CP: I saw some young women heading to their University of Wisconsin commencement last weekend in what they surely viewed as summery dresses. To me, they were more like two silk hankies hanging from a spaghetti strap. Add some hooker heels and a ton of makeup, and the ensembles were much more “Club Oz after midnight” than “Camp Randall at noon with my proud parents.”

 

RN: I have those feelings, too, and then I engage in a thought-cleansing exercise by recalling the godawful ensembles I pulled together when I was that age.

 

CP: You and me both.

 

RN: Here’s hoping that all photographic traces have been eliminated. Mine, anyway. I’ll pay cash money to see yours.

 

CP: If you dig up any of those daguerreotypes, please show them to me: I will gladly laugh, point and ridicule.

 

RN: And I’ll be happy to join you.

 

CP: Why am I incapable of going with the flow when a motorist in front of me insists that 30 miles per hour really means 18 mph? Is there something wrong with me? I am likewise livid when a guy, usually in a red pickup, insists on leaving a half-car-length of space between him and me as we travel down the interstate at 70 mph.

 

RN: I know. It’s kind of like me being incapable of waiting for the privilege of handing over my money to a cashier. Or me in the company of a bratty kid and throwing his or her parent some judgmental shade. Because I would be so much better at raising the little darling. Yeah, right.

 

CP: Also, just because you won a Nobel Prize or another piddly ultramarathon doesn’t mean you have to update your status about it. Or am I merely jealous?

 

RN: Yes.

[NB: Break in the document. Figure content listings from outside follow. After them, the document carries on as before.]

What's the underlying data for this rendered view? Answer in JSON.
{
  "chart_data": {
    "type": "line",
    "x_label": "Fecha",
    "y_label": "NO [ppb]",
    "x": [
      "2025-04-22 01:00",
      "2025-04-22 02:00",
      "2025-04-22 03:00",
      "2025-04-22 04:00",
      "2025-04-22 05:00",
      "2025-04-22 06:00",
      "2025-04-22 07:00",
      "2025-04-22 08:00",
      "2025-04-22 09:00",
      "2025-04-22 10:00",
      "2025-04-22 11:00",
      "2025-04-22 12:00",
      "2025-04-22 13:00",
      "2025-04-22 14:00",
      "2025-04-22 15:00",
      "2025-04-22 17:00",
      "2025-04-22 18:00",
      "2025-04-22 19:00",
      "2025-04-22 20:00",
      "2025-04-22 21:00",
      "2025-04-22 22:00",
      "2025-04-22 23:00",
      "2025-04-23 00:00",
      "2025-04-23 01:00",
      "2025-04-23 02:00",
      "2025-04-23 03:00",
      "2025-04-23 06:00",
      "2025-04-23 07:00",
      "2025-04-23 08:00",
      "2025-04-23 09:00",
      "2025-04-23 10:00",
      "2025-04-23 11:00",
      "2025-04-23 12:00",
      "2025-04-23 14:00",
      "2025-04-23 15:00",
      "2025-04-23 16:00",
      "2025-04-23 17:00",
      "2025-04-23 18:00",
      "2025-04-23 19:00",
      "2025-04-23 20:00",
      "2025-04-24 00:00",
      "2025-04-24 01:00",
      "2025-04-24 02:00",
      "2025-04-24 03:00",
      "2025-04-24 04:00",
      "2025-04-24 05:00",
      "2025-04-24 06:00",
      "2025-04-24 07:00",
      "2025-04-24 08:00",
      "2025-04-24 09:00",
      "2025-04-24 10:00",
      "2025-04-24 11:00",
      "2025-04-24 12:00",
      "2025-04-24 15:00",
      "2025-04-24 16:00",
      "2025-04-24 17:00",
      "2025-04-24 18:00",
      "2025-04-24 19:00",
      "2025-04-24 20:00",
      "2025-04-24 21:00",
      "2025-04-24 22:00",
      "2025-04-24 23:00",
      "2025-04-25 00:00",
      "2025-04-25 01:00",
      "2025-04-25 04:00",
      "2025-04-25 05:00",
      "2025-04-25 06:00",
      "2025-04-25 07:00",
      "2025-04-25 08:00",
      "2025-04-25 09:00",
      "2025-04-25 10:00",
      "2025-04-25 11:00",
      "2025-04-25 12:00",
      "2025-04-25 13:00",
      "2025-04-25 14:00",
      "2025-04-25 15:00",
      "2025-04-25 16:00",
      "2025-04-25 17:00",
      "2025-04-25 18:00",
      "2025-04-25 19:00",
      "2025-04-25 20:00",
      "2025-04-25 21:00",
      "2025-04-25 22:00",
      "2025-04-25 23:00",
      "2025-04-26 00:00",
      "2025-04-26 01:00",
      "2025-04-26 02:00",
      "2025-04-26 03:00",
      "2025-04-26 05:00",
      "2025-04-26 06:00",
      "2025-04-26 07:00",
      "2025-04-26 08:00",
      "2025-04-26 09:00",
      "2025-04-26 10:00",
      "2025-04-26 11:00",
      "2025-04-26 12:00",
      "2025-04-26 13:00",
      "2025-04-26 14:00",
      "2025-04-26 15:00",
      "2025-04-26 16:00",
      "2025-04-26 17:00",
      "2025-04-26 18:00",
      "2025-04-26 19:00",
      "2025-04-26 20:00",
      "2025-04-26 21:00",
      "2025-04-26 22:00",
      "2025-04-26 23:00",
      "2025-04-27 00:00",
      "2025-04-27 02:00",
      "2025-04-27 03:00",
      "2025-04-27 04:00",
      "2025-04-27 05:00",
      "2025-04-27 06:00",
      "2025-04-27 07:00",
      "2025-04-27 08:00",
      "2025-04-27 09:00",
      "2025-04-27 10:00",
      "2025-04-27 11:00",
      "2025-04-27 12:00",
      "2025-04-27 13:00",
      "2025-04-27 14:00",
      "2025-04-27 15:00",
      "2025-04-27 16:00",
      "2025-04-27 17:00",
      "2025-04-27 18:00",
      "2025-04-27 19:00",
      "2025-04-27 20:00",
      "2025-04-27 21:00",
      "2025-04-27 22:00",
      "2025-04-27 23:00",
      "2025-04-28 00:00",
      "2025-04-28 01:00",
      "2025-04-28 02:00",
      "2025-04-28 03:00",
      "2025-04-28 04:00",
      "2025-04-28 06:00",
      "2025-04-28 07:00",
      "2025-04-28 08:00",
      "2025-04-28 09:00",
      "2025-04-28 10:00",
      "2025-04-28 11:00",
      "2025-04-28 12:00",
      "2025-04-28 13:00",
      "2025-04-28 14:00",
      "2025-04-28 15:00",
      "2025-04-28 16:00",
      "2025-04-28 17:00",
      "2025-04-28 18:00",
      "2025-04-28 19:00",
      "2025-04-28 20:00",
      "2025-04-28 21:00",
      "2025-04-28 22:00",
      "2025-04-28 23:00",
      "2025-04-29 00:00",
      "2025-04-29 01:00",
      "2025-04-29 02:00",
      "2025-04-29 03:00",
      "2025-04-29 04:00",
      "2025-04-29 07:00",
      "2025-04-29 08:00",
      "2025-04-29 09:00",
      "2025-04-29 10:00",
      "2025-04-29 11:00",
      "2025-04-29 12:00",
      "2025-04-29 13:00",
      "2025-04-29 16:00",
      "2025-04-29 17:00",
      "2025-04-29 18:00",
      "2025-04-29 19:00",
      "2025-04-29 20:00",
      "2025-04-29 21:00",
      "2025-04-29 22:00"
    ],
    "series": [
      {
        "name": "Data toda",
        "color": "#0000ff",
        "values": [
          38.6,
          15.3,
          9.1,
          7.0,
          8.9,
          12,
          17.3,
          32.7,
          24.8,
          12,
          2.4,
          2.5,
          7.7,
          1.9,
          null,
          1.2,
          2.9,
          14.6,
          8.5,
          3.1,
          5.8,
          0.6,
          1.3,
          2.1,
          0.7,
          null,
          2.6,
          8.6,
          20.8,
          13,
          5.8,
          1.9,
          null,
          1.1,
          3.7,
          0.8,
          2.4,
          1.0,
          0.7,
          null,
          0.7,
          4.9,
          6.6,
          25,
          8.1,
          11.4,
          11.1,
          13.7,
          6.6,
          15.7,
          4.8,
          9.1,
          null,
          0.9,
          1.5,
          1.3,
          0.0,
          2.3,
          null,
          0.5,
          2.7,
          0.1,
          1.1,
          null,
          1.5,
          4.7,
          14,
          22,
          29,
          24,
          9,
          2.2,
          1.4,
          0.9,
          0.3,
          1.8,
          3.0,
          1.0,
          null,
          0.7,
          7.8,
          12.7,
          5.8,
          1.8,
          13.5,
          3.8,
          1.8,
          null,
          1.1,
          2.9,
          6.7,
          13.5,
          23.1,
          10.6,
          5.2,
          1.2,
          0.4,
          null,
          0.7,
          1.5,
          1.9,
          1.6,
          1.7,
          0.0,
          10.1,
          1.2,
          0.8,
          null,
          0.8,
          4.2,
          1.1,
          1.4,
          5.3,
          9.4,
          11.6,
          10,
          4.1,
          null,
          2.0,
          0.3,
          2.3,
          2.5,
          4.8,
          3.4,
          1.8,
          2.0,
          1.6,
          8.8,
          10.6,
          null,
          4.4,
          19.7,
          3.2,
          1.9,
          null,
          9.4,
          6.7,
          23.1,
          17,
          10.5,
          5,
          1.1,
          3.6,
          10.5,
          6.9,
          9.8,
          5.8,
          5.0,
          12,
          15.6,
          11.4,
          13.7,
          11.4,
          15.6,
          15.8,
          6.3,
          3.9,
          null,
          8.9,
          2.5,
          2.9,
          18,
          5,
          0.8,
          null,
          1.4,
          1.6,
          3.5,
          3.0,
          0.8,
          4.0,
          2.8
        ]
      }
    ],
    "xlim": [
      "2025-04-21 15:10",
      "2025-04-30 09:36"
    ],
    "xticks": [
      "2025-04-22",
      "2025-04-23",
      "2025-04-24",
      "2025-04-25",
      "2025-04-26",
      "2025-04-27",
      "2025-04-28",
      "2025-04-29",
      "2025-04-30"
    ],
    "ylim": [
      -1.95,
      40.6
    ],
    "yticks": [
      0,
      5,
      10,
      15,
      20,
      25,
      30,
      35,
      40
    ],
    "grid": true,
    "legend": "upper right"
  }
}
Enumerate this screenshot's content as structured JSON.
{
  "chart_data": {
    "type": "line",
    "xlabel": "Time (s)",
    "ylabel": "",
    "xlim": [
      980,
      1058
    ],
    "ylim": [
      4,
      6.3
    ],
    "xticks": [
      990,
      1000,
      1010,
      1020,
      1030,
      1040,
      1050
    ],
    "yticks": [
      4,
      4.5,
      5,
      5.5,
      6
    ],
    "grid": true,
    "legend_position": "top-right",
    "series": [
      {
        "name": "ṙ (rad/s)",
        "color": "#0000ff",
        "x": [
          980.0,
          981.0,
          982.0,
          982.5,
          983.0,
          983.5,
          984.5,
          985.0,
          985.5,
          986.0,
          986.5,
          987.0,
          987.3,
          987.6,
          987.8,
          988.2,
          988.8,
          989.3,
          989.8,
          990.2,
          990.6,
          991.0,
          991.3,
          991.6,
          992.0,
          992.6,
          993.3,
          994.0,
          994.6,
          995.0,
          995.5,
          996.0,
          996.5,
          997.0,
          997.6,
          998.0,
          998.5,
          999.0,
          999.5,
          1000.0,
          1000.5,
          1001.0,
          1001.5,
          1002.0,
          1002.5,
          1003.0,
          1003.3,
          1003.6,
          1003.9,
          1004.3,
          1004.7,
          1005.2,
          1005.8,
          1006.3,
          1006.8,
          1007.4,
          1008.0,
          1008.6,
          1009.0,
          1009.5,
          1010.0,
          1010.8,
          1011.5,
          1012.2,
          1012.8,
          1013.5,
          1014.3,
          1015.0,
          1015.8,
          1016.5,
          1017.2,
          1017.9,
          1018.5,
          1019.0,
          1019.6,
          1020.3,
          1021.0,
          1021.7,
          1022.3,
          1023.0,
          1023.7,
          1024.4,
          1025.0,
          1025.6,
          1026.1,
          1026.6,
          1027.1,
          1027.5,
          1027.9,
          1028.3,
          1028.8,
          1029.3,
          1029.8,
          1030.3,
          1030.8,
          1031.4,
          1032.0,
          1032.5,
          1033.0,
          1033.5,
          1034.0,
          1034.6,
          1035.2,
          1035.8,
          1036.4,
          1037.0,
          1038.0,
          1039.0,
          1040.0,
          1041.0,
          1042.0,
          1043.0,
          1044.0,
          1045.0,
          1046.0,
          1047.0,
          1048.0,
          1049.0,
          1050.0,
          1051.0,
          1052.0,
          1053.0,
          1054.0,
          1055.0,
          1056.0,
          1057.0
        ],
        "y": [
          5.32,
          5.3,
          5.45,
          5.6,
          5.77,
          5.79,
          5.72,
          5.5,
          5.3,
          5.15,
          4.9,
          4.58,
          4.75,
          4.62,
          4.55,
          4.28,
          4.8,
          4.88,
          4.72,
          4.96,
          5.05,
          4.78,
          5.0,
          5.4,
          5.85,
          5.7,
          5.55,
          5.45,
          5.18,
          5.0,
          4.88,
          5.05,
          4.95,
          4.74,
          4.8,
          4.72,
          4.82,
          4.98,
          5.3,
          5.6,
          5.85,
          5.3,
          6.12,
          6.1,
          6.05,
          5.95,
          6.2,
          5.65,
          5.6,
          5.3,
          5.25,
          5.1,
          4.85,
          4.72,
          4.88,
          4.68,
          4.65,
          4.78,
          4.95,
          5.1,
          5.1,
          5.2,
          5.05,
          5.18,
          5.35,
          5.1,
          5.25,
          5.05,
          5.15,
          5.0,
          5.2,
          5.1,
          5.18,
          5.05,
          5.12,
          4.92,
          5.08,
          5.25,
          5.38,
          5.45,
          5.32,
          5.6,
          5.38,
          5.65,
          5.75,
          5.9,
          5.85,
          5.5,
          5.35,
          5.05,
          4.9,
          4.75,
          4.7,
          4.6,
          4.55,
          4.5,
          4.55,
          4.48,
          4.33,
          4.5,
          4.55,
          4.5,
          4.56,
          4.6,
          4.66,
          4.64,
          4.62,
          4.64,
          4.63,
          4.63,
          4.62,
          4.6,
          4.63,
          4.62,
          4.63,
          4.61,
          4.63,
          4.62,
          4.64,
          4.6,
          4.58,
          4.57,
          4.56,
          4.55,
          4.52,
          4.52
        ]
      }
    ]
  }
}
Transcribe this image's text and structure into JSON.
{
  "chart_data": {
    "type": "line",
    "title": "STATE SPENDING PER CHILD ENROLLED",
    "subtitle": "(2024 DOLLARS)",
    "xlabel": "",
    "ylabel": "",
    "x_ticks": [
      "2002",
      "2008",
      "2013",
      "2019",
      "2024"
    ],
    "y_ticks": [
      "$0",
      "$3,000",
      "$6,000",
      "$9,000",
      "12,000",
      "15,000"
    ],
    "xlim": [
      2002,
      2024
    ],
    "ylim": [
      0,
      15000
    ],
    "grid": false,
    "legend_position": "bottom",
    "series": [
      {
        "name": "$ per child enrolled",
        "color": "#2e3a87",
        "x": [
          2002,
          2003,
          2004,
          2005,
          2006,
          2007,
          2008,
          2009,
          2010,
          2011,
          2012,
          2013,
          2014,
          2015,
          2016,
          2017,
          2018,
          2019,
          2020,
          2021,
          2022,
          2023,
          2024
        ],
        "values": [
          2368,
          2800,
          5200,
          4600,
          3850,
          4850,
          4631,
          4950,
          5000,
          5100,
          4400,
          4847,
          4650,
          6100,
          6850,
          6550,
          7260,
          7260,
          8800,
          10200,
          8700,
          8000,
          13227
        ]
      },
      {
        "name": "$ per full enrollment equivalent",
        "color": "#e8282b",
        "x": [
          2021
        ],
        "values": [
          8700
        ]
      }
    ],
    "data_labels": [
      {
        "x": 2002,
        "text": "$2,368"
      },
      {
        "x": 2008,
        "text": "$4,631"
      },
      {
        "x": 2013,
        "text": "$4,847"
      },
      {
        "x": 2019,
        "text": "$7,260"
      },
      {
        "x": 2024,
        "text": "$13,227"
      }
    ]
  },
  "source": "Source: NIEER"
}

But on the Sin-o-Meter, jealousy lies lower than judgment, so you’re OK.

 

CP: In her UW commencement speech, broadcasting goddess and cancer fighter Katie Couric warned against what she called digital snark. All that “trolling, trashing, mocking and judging,” she said, “hardens your heart and corrodes your soul.” Go, Katie?

 

RN: I’m 100 percent ‘Go, Katie,’ even when she’s judging the judgy.